#TalesofJoyinResearch 9- Tale of coloured beating hearts- Elisabeth Kugler

Elisabeth Kugler, PhD researcher from the Department of Infection, Immunity and Cardiovascular Disease at the University of Sheffield shares her “Tales of Joy in Research”.

Working in research it can sometimes be challenging to always perform at your best and not to make your self-worth dependent on your academic achievements. But working in research also means you have the outstanding opportunity to be part of a vibrant international scientific community, live and work in different countries, learn new things every day, and, most importantly, do what you love – science.

I chose to work in research due to being fascinated by life and its biological processes.

How can a fertilized egg form a whole organism?

How does a heart know when to beat?

How do blood vessels know where to form?

In my current PhD project, I am working with an excellent team of researchers, doctors, students, and staff to study exactly these very basic processes.

In our lab we use zebrafish to learn about the mechanism of cardiovascular development and disease. Technological advances in the last decades have made it possible to create transgenic lines which, together with fluorescence microscopy, allow us to visualize tissues of interest with a very high specificity in living samples.

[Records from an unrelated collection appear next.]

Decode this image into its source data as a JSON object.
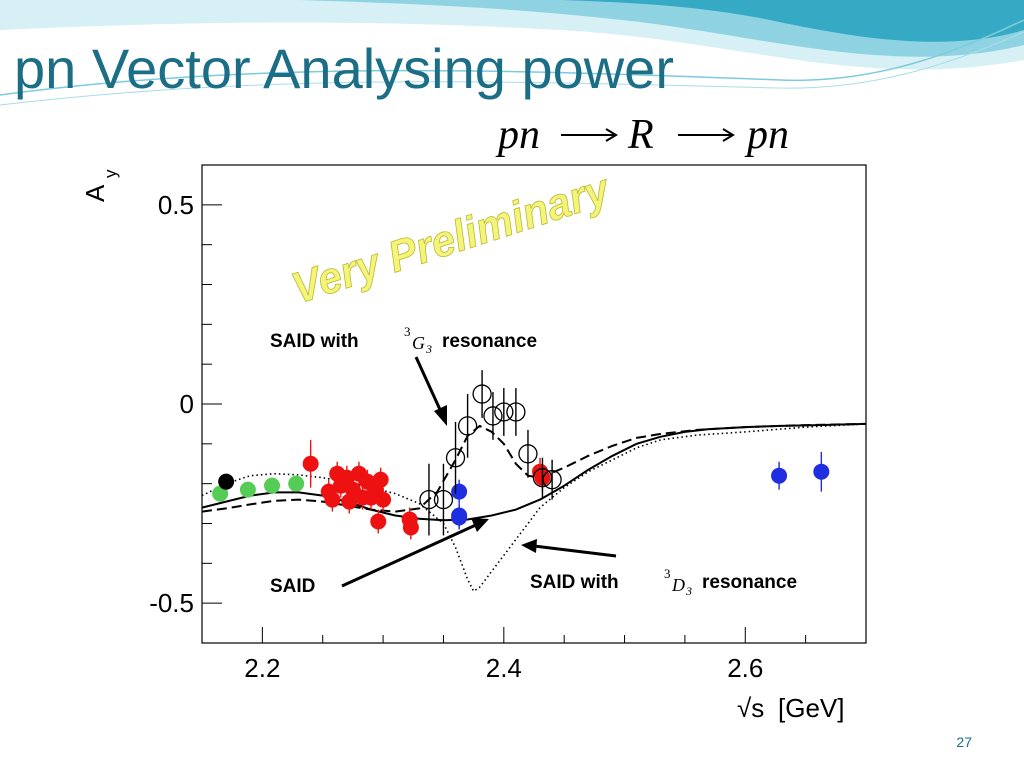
{
  "slide": {
    "title": "pn Vector Analysing power",
    "number": "27"
  },
  "colors": {
    "title": "#1b6e86",
    "wave_light": "#bfe6ee",
    "wave_dark": "#36a9c4",
    "watermark": "#f0f06a",
    "red_points": "#ee1111",
    "green_points": "#55cc55",
    "blue_points": "#1f2ee0",
    "black_points": "#000000"
  },
  "chart_data": {
    "type": "scatter",
    "formula": {
      "pre": "pn",
      "mid": "R",
      "post": "pn"
    },
    "ylabel": {
      "main": "A",
      "sub": "y"
    },
    "xlabel": {
      "root": "√s",
      "unit": "[GeV]"
    },
    "xlim": [
      2.15,
      2.7
    ],
    "ylim": [
      -0.6,
      0.6
    ],
    "x_major_ticks": [
      2.2,
      2.4,
      2.6
    ],
    "x_tick_labels": [
      "2.2",
      "2.4",
      "2.6"
    ],
    "y_major_ticks": [
      0.5,
      0,
      -0.5
    ],
    "y_tick_labels": [
      "0.5",
      "0",
      "-0.5"
    ],
    "watermark": "Very Preliminary",
    "annotations": [
      {
        "id": "g3",
        "pre": "SAID with",
        "sup": "3",
        "letter": "G",
        "sub": "3",
        "post": "resonance"
      },
      {
        "id": "said",
        "text": "SAID"
      },
      {
        "id": "d3",
        "pre": "SAID with",
        "sup": "3",
        "letter": "D",
        "sub": "3",
        "post": "resonance"
      }
    ],
    "series": [
      {
        "style": "filled",
        "color": "red",
        "points": [
          {
            "x": 2.24,
            "y": -0.15,
            "err": 0.06
          },
          {
            "x": 2.255,
            "y": -0.22,
            "err": 0.03
          },
          {
            "x": 2.258,
            "y": -0.24,
            "err": 0.03
          },
          {
            "x": 2.262,
            "y": -0.175,
            "err": 0.03
          },
          {
            "x": 2.265,
            "y": -0.205,
            "err": 0.03
          },
          {
            "x": 2.27,
            "y": -0.185,
            "err": 0.03
          },
          {
            "x": 2.272,
            "y": -0.245,
            "err": 0.03
          },
          {
            "x": 2.275,
            "y": -0.215,
            "err": 0.03
          },
          {
            "x": 2.28,
            "y": -0.175,
            "err": 0.03
          },
          {
            "x": 2.283,
            "y": -0.235,
            "err": 0.03
          },
          {
            "x": 2.287,
            "y": -0.195,
            "err": 0.03
          },
          {
            "x": 2.29,
            "y": -0.235,
            "err": 0.03
          },
          {
            "x": 2.294,
            "y": -0.215,
            "err": 0.03
          },
          {
            "x": 2.296,
            "y": -0.295,
            "err": 0.03
          },
          {
            "x": 2.298,
            "y": -0.19,
            "err": 0.03
          },
          {
            "x": 2.3,
            "y": -0.24,
            "err": 0.03
          },
          {
            "x": 2.322,
            "y": -0.29,
            "err": 0.03
          },
          {
            "x": 2.323,
            "y": -0.31,
            "err": 0.03
          },
          {
            "x": 2.43,
            "y": -0.17,
            "err": 0.035
          },
          {
            "x": 2.432,
            "y": -0.185,
            "err": 0.035
          }
        ]
      },
      {
        "style": "filled",
        "color": "green",
        "points": [
          {
            "x": 2.165,
            "y": -0.225,
            "err": 0.01
          },
          {
            "x": 2.188,
            "y": -0.215,
            "err": 0.01
          },
          {
            "x": 2.208,
            "y": -0.205,
            "err": 0.01
          },
          {
            "x": 2.228,
            "y": -0.2,
            "err": 0.01
          }
        ]
      },
      {
        "style": "filled",
        "color": "black",
        "points": [
          {
            "x": 2.17,
            "y": -0.195,
            "err": 0.01
          }
        ]
      },
      {
        "style": "filled",
        "color": "blue",
        "points": [
          {
            "x": 2.363,
            "y": -0.22,
            "err": 0.03
          },
          {
            "x": 2.363,
            "y": -0.28,
            "err": 0.03
          },
          {
            "x": 2.363,
            "y": -0.285,
            "err": 0.03
          },
          {
            "x": 2.628,
            "y": -0.18,
            "err": 0.035
          },
          {
            "x": 2.663,
            "y": -0.17,
            "err": 0.05
          }
        ]
      },
      {
        "style": "open",
        "color": "black",
        "points": [
          {
            "x": 2.338,
            "y": -0.24,
            "err": 0.09
          },
          {
            "x": 2.35,
            "y": -0.24,
            "err": 0.09
          },
          {
            "x": 2.36,
            "y": -0.135,
            "err": 0.09
          },
          {
            "x": 2.37,
            "y": -0.055,
            "err": 0.08
          },
          {
            "x": 2.382,
            "y": 0.025,
            "err": 0.06
          },
          {
            "x": 2.391,
            "y": -0.03,
            "err": 0.06
          },
          {
            "x": 2.4,
            "y": -0.02,
            "err": 0.06
          },
          {
            "x": 2.41,
            "y": -0.02,
            "err": 0.06
          },
          {
            "x": 2.42,
            "y": -0.125,
            "err": 0.06
          },
          {
            "x": 2.432,
            "y": -0.185,
            "err": 0.05
          },
          {
            "x": 2.44,
            "y": -0.19,
            "err": 0.05
          }
        ]
      }
    ],
    "curves": [
      {
        "style": "solid",
        "points": [
          [
            2.15,
            -0.26
          ],
          [
            2.17,
            -0.245
          ],
          [
            2.19,
            -0.23
          ],
          [
            2.21,
            -0.222
          ],
          [
            2.23,
            -0.222
          ],
          [
            2.25,
            -0.23
          ],
          [
            2.27,
            -0.245
          ],
          [
            2.29,
            -0.265
          ],
          [
            2.31,
            -0.28
          ],
          [
            2.33,
            -0.288
          ],
          [
            2.35,
            -0.292
          ],
          [
            2.37,
            -0.29
          ],
          [
            2.39,
            -0.28
          ],
          [
            2.41,
            -0.265
          ],
          [
            2.43,
            -0.24
          ],
          [
            2.45,
            -0.205
          ],
          [
            2.47,
            -0.165
          ],
          [
            2.49,
            -0.13
          ],
          [
            2.51,
            -0.1
          ],
          [
            2.53,
            -0.082
          ],
          [
            2.55,
            -0.07
          ],
          [
            2.57,
            -0.063
          ],
          [
            2.6,
            -0.058
          ],
          [
            2.63,
            -0.055
          ],
          [
            2.66,
            -0.053
          ],
          [
            2.7,
            -0.05
          ]
        ]
      },
      {
        "style": "dashed",
        "points": [
          [
            2.15,
            -0.27
          ],
          [
            2.17,
            -0.262
          ],
          [
            2.19,
            -0.252
          ],
          [
            2.21,
            -0.243
          ],
          [
            2.23,
            -0.24
          ],
          [
            2.25,
            -0.245
          ],
          [
            2.27,
            -0.255
          ],
          [
            2.29,
            -0.265
          ],
          [
            2.31,
            -0.27
          ],
          [
            2.33,
            -0.262
          ],
          [
            2.345,
            -0.22
          ],
          [
            2.36,
            -0.14
          ],
          [
            2.37,
            -0.08
          ],
          [
            2.38,
            -0.055
          ],
          [
            2.39,
            -0.07
          ],
          [
            2.4,
            -0.1
          ],
          [
            2.41,
            -0.15
          ],
          [
            2.42,
            -0.18
          ],
          [
            2.43,
            -0.185
          ],
          [
            2.45,
            -0.16
          ],
          [
            2.47,
            -0.13
          ],
          [
            2.49,
            -0.105
          ],
          [
            2.51,
            -0.085
          ],
          [
            2.53,
            -0.075
          ],
          [
            2.56,
            -0.065
          ],
          [
            2.6,
            -0.058
          ],
          [
            2.65,
            -0.053
          ],
          [
            2.7,
            -0.05
          ]
        ]
      },
      {
        "style": "dotted",
        "points": [
          [
            2.15,
            -0.23
          ],
          [
            2.17,
            -0.2
          ],
          [
            2.19,
            -0.18
          ],
          [
            2.21,
            -0.175
          ],
          [
            2.23,
            -0.178
          ],
          [
            2.25,
            -0.185
          ],
          [
            2.27,
            -0.195
          ],
          [
            2.29,
            -0.21
          ],
          [
            2.31,
            -0.225
          ],
          [
            2.33,
            -0.25
          ],
          [
            2.35,
            -0.3
          ],
          [
            2.36,
            -0.36
          ],
          [
            2.37,
            -0.44
          ],
          [
            2.375,
            -0.47
          ],
          [
            2.38,
            -0.46
          ],
          [
            2.39,
            -0.42
          ],
          [
            2.4,
            -0.38
          ],
          [
            2.41,
            -0.34
          ],
          [
            2.42,
            -0.3
          ],
          [
            2.43,
            -0.26
          ],
          [
            2.45,
            -0.21
          ],
          [
            2.47,
            -0.17
          ],
          [
            2.49,
            -0.14
          ],
          [
            2.51,
            -0.11
          ],
          [
            2.53,
            -0.09
          ],
          [
            2.56,
            -0.078
          ],
          [
            2.6,
            -0.07
          ],
          [
            2.65,
            -0.058
          ],
          [
            2.7,
            -0.05
          ]
        ]
      }
    ]
  }
}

When I saw a fish with a green beating heart the first time through a microscope in 2009, I fell in love with science/research. Ten years later I am still in absolute awe every time I look through a microscope which allows me to observe and study the intricate processes of life.

4 day old zebrafish
Brightfield image of a 4 day old zebrafish (top panel). Vasculature visualized in the same fish using a transgenic line and fluorescence microscopy (bottom panel; transgenic line from: Chi et al. (2008) Genes & Development 22(6) 734–739)

The research experience would not be as good as it is without a great team who supports and helps each other. The scientific community is a pivotal contributing factor to any scientific breakthrough. Support, collaborations, resources, and sometimes just a coffee, can mean the world to a research project and one’s personal intrinsic drive.

Undoubtedly research also means to widen your personal horizon. I’ve studied and worked in Austria and Germany before I came to the UK, meaning I was immersed in different cultures, food and locations. This helped me develop my personality, learn invaluable life lessons, and make friends for life.

Also, with research being extremely versatile and multi-facetted, opportunities sometimes seem endless – mentoring, teaching, policy making, as well as public outreach – just to name a few – allow you to share what you know and learn what you do not know.

Personally, I believe that working in research is an incredible journey, with ups and downs, invaluable life lessons, and more opportunities than I could have ever imagined.